Adult patients with CKD but not receiving renal replacement therapy enrolled in studies where KFRE was used in clinical care pathways.
All studies published from April 2011 to October 2021 identified from Medline, Cumulative Index to Nursing and Allied Health Literature, Embase and reference and citation searches of included studies.
Relevant data were extracted, and two reviewers independently assessed study quality using appropriate appraisal tools.
Findings reported as a narrative synthesis due to heterogeneity of the included studies.

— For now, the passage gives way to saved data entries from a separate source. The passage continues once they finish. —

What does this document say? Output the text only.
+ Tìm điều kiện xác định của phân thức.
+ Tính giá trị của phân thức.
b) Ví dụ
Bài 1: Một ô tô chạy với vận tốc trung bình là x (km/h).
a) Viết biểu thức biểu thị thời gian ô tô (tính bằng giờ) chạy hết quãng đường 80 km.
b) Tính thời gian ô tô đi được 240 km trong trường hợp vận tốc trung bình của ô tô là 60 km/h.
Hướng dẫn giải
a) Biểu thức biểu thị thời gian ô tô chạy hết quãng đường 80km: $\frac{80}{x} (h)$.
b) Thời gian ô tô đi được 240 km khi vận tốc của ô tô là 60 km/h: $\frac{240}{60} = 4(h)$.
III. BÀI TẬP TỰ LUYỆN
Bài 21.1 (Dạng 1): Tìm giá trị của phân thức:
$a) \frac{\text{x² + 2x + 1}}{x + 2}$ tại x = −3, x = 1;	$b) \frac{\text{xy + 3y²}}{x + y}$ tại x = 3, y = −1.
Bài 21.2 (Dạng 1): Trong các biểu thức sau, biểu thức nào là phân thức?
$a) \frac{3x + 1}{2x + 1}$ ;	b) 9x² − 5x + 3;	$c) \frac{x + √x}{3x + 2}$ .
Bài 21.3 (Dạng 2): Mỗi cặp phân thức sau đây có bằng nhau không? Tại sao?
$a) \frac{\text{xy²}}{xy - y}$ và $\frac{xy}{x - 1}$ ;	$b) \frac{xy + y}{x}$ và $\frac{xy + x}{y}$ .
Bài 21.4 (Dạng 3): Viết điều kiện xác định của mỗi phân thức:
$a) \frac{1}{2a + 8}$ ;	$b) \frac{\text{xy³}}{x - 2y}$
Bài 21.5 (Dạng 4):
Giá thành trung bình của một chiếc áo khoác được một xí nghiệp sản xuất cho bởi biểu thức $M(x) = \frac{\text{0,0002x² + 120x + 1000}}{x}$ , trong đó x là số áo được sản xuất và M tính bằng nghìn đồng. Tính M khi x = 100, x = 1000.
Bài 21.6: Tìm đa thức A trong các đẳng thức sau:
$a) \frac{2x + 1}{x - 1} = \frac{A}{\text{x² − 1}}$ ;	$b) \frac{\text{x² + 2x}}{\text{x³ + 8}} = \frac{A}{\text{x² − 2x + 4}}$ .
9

Of 1635 studies identified, 440 duplicates were removed. The remaining 1195 titles and abstracts were screened. All five studies for full-text review were included in the analysis. Three uses of KFRE were assessed: (1) primary to specialty care interface; (2) general nephrology to multidisciplinary care transition; and (3) treatment planning. Evidence of impact on number of patient referrals into nephrology care was conflicting. However, wait times improved in one study. Although KFRE identified high-risk patients for increased multidisciplinary support, there was concern patients stepped down, no longer meeting eligibility criteria, may lack access to services.
This is the first systematic review of studies that have assessed the actual impact of KFRE in clinical practice with five studies of varying quality reported to date. Trials are in progress assessing the impact on clinical outcomes of using KFRE in clinical practice, and KFRE is being incorporated into guidelines for CKD management. Further studies are needed to assess the impact of KFRE on clinical care.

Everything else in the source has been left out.